Sim, foi um pouco depois de tudo isso. Eu estava na Universidade no meu primeiro emprego, onde se debatia tudo, sonhávamos juntos. Eu estava na universidade quando no dia 13 de dezembro acabou tudo. As universidades fecharam as portas, a UNE foi desativada, os professores foram presos, ou se exilaram, e os artistas também. Ficou aquele vazio imenso que eu chamei no livro de depressão pavorosa e fui tentando me arrumar ali dentro. Foi assim que descobri a contracultura, a poesia marginal, que já existia com certo humor e foi ganhando cores políticas, na trilha da oposição. Eu me interessei loucamente por isso e fiz minha tese sobre esse assunto. Fiquei muito fascinada com essa poesia que contava a história dessa geração, chamada AI-5 ou geração do sufoco, a geração que não tinha informação nenhuma. Só sabiam que o amigo poderia ter sumido ou estar morto. Foi uma geração de sobressalto e fazia uma poesia que demonstrava isso. Percebi que era um testemunho importante. Surgiram várias manifestações artísticas como; Tropicalismo, Asdrúbal Trouxe o Trombone, Novos Baianos, muita gente.
- Você se sentiu afetada de que forma?
Sim, me afetou muito. Eu chegava à sala de aula e recebia uma lista de tudo que não podia mencionar em aula e os autores que não podia citar. Havia muita denúncia mesmo. Toda essa literatura, o cinema, as artes plásticas, falam disso. E todos nós pensávamos e desejávamos a mesma coisa. Na realidade do cotidiano era muito difícil saber como se comportar.
- Como escolheu o recorte para o livro, diante do farto material que você dispõe?
Escolhi pelos movimentos mais claros da época, no teatro, nas artes plásticas, na música, na literatura.
- A nova geração conhece pouco sobre a ditadura e você já declarou isso. A que você atribui esse fato?
Eu acho que eles até se interessam, mas tem pouco material a respeito. Por isso eu fiz esse livro, inclusive com as fontes. É importante ouvir Zé Celso, Caca Diegues, Zelito Vianna e outros.
- Essas entrevistas são o plus do seu livro?

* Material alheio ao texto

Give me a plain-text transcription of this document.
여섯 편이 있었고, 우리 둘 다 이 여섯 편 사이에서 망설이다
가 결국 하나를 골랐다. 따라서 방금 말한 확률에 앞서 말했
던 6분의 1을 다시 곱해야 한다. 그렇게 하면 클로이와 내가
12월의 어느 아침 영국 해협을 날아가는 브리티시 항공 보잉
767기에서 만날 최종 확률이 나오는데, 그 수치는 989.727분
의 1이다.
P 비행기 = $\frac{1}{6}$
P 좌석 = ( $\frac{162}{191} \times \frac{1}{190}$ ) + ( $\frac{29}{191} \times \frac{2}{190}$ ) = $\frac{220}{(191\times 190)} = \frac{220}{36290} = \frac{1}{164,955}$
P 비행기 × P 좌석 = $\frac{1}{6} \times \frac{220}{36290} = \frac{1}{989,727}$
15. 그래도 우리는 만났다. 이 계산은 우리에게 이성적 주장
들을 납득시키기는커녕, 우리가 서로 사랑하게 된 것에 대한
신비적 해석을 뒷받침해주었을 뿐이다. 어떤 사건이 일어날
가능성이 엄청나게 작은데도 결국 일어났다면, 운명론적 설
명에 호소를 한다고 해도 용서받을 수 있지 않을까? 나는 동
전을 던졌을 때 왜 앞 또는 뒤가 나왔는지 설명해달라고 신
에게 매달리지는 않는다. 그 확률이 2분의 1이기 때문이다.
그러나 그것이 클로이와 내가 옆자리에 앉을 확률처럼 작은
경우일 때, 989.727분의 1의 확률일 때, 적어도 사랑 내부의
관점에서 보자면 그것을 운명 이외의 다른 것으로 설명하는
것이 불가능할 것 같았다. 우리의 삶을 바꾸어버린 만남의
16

Sim. É um material inédito.
- Escrevendo o livro e revivendo esse tempo, qual a lembrança mais forte da noite do revellion de 1967 na sua casa?

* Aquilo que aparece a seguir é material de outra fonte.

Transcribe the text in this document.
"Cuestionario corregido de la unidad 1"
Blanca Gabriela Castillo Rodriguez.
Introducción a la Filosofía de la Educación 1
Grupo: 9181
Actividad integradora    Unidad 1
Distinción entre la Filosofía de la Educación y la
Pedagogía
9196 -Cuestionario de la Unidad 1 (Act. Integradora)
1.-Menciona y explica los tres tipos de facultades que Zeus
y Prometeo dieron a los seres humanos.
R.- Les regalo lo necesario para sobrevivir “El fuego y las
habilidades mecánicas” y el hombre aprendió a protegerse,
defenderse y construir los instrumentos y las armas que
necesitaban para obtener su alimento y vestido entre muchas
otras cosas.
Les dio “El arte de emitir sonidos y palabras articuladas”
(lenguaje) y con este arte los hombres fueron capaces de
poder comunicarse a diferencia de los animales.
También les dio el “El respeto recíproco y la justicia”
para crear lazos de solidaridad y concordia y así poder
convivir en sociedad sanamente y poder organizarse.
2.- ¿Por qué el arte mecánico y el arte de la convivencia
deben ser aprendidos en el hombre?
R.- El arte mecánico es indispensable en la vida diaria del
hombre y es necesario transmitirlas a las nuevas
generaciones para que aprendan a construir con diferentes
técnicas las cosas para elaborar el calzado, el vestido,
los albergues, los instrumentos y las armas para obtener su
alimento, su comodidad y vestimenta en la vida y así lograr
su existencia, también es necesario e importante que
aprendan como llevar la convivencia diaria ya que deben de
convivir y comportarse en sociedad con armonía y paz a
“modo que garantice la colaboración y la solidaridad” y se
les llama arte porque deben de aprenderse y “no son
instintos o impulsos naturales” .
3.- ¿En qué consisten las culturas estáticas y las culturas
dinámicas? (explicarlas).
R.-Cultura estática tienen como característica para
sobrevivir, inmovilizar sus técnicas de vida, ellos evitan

Alegria profunda e radical. Esse revellion a gente marcou na praia onde tudo acontecia; de festas as passeatas. Nada era planejado, tudo ia acontecendo. Foi uma euforia total, uma festa apocalíptica, todo mundo muito feliz acreditando com um amanhã diferente. Tudo estava dando certo, cinema novo, Caetano e Gil e a gente acreditando piamente que íamos mudar o mundo. Logo depois a casa caiu.
- Os tempos eram completamente diferentes e tecnologia era algo impensável, no entanto, as ações na sua maioria davam certo. Como acontecia?

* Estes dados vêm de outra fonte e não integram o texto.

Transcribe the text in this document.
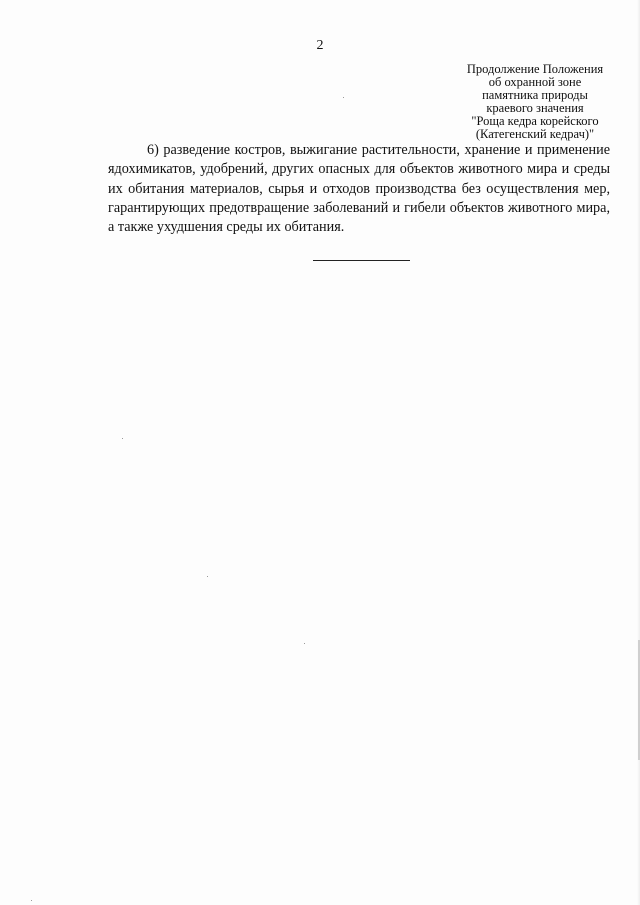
2
Продолжение Положения
об охранной зоне
памятника природы
краевого значения
"Роща кедра корейского
(Категенский кедрач)"

6) разведение костров, выжигание растительности, хранение и применение ядохимикатов, удобрений, других опасных для объектов животного мира и среды их обитания материалов, сырья и отходов производства без осуществления мер, гарантирующих предотвращение заболеваний и гибели объектов животного мира, а также ухудшения среды их обитания.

Tinha um verbinho muito usado: espalhar. Tudo que era importante, quem recebia a informação tinha obrigação de contar para outra pessoa. Todos se mobilizavam. Era o que funcionava. E dava certo.
- Qual a lição mais valiosa de tudo que vocês viveram?
Que sonhar é fundamental. Fomos uma geração muito generosa com a idéia de mudança. Naquele tempo tudo era coletivo. Era muito bonito isso nessa geração.
- Um assunto pessoal, mas relevante. Você assina esse livro “ Rebeldes e Marginais: Cultura nos Anos de Chumbo’ com o sobrenome que adotou recentemente. A troca do sobrenome a essa altura, não deu medo?
Não, nenhum. Fiquei muito bem comigo. Me sinto muito mais confortável.
- Um sonho pessoal e um coletivo?
Fico muito feliz de estar vivendo o que eu plantei há 60 anos. Foi o sonho que eu desejei e lutei. É muito gratificante, até espantoso. E como sonho coletivo, para o Brasil, acho que é um sonho de comunidade, da gente se ouvir mais, dividir mais. compartilhar, dividir riqueza, conhecimento e privilégios. O meu sonho é esse.